Un autre facteur, lui aussi de plus en plus prépondérant, concerne l’ampleur croissante des catastrophes naturelles aux Etats-Unis, aboutissant à des destructions massives d’infrastructures, des pertes humaines, ce qui fragilise le pays et donc sa sécurité. Avec Katrina, le pays a découvert sa vulnérabilité.  Les catastrophes dues à la négligence humaine, comme Deepwater-Horizon, laissant écouler du pétrole sur 30 jours prouve l’existence d’un nouveau type de catastrophe,  dont l’ampleur des dégâts ne cesse de croître. La National Security entre en jeu, s’invite ainsi au débat, dès lors que les besoins en énergie et les conditions de vie sont impactés. La National Security évolue vers la Natural Security.
Enfin, de nouvelles opportunités de domination apparaissent au fur et à mesure de la montée des enjeux environnementaux. Les  terres rares essentielles aux technologies propres du futur, situées dans des pays émergents, mais également les besoins d’aides après les catastrophes qui se multiplient, sont autant d’occasions de coopération et d’intervention dans les pays. Il est désormais prouvé que le réchauffement climatique accentue la puissance des catastrophes naturelles, ainsi que la pénurie de ressources nécessaires à la vie.  La mauvaise gestion de l’eau ou de la chaine alimentaire crée l’opportunité de dépendre de solutions américaines et d’ainsi étendre la puissance américaine. C’est sur ce dernier plan que selon Jean-Michel Valantin, la pensée stratégique prend un tournant inédit. Elle cesse ici d’être uniquement fondée sur la supériorité militaire, mais intègre la capacité à répondre technologiquement à la déstabilisation socio-environnementale planétaire.

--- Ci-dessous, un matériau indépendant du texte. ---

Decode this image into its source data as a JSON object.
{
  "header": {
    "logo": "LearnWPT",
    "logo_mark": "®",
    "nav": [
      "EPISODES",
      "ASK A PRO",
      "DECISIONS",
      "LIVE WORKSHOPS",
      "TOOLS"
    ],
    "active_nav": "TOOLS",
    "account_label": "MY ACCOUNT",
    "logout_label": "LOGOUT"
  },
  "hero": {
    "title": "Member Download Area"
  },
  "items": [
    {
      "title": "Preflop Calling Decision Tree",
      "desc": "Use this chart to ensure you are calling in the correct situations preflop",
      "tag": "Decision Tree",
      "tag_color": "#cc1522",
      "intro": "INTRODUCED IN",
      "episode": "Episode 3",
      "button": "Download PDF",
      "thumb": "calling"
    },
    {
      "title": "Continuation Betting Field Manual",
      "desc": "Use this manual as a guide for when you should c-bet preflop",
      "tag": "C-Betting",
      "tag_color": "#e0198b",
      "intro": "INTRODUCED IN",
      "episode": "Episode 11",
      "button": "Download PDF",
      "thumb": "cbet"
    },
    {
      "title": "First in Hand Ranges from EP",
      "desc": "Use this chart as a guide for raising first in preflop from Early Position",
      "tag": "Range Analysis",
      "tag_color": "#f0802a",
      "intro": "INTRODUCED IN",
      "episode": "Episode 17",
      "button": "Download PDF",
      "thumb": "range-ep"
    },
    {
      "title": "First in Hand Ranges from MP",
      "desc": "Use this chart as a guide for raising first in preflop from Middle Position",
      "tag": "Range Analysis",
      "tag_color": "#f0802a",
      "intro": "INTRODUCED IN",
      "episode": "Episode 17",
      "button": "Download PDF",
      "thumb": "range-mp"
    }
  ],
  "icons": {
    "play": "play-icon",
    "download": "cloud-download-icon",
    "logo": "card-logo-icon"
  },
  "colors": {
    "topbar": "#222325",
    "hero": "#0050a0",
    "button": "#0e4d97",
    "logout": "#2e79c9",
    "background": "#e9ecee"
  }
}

Le leadership en climate resiliency devient un atout stratégique. Le besoin croissant de se sortir rapidement et efficacement d’une catastrophe naturelle ou industrielle fera appel à un savoir-faire dont les meilleurs experts auront un avantage majeur.

Les films de guerre, annonciateurs d’un nouveau paradigme
Révélateur des représentations et mythes reliés à la puissance, Hollywood est un thermomètre fiable pour voir l’évolution de la société américaine et de son rapport à sa propre hégémonie. Pour pleinement mesurer l’avancée du développement durable dans la culture de la Défense, Jean-Michel Valantin analyse finement  les films de guerre issus des studios Hollywoodiens depuis la seconde guerre mondiale et retrace son évolution au travers de nombreux exemples. On démarre avec la Bombe A, qui est le premier socle culturel, les images des bombardements nucléaires ayant été eux-mêmes largement diffusés dans les media.
Avec Hiroshima, un imaginaire de « l’après catastrophe » se façonne : dévastation, retour au cannibalisme, guerres tribales entre survivants, etc.  La bombe nucléaire permet d’identifier une menace pour ce que l’homme a de plus élevé : la société, l’humanité.  La planète des singes ou encore Mad Max 2 sont  des avertissements de cette régression.
Le Seigneur des Anneaux et Avatar occupent eux l’avant-scène d’un nouveau paradigme, celui d’une alliance nécessaire entre l’homme, la nature et le « surnaturel » pour éviter la catastrophe finale. Ils rappellent tous deux l’importance de la relation avec la vie et ses mystères. Le Seigneur des Anneaux actionne une mythologie de la « vitalité », au travers du rôle symbolique des Elfes. Les ingrédients indispensables à la vie sont imbriqués dans une recette qui inclut une part de sacré.
Avatar montre le changement de camp d’un ancien marine, passant du champ de la puissance militaire à la puissance naturelle. Il défend ce changement de camp, le présentant comme légitime et nécessaire à l’heure où l’humanité détruit le vivant. Là encore, la dimension sacrée est du côté de la vie et de ce qui mérite que l’on se batte et que l’on renonce au monde militaro-industriel qui la menace. Dans un autre ordre, le dernier James Bond Quantum of Solace montre que les nouveaux trésors sont naturels, comme l’eau, et qu’ils seront  les enjeux des luttes de demain. Leur raréfaction va multiplier les conflits. Enfin, les grands films sur les pandémies révèlent le potentiel viral et global de destruction d’un acte au départ isolé, montrant bien les jeux d’interdépendances entre les différents risques systémiques et globaux. L’imaginaire du nucléaire continue : l’enjeu derrière la dégradation environnementale, est la destruction de l’humanité.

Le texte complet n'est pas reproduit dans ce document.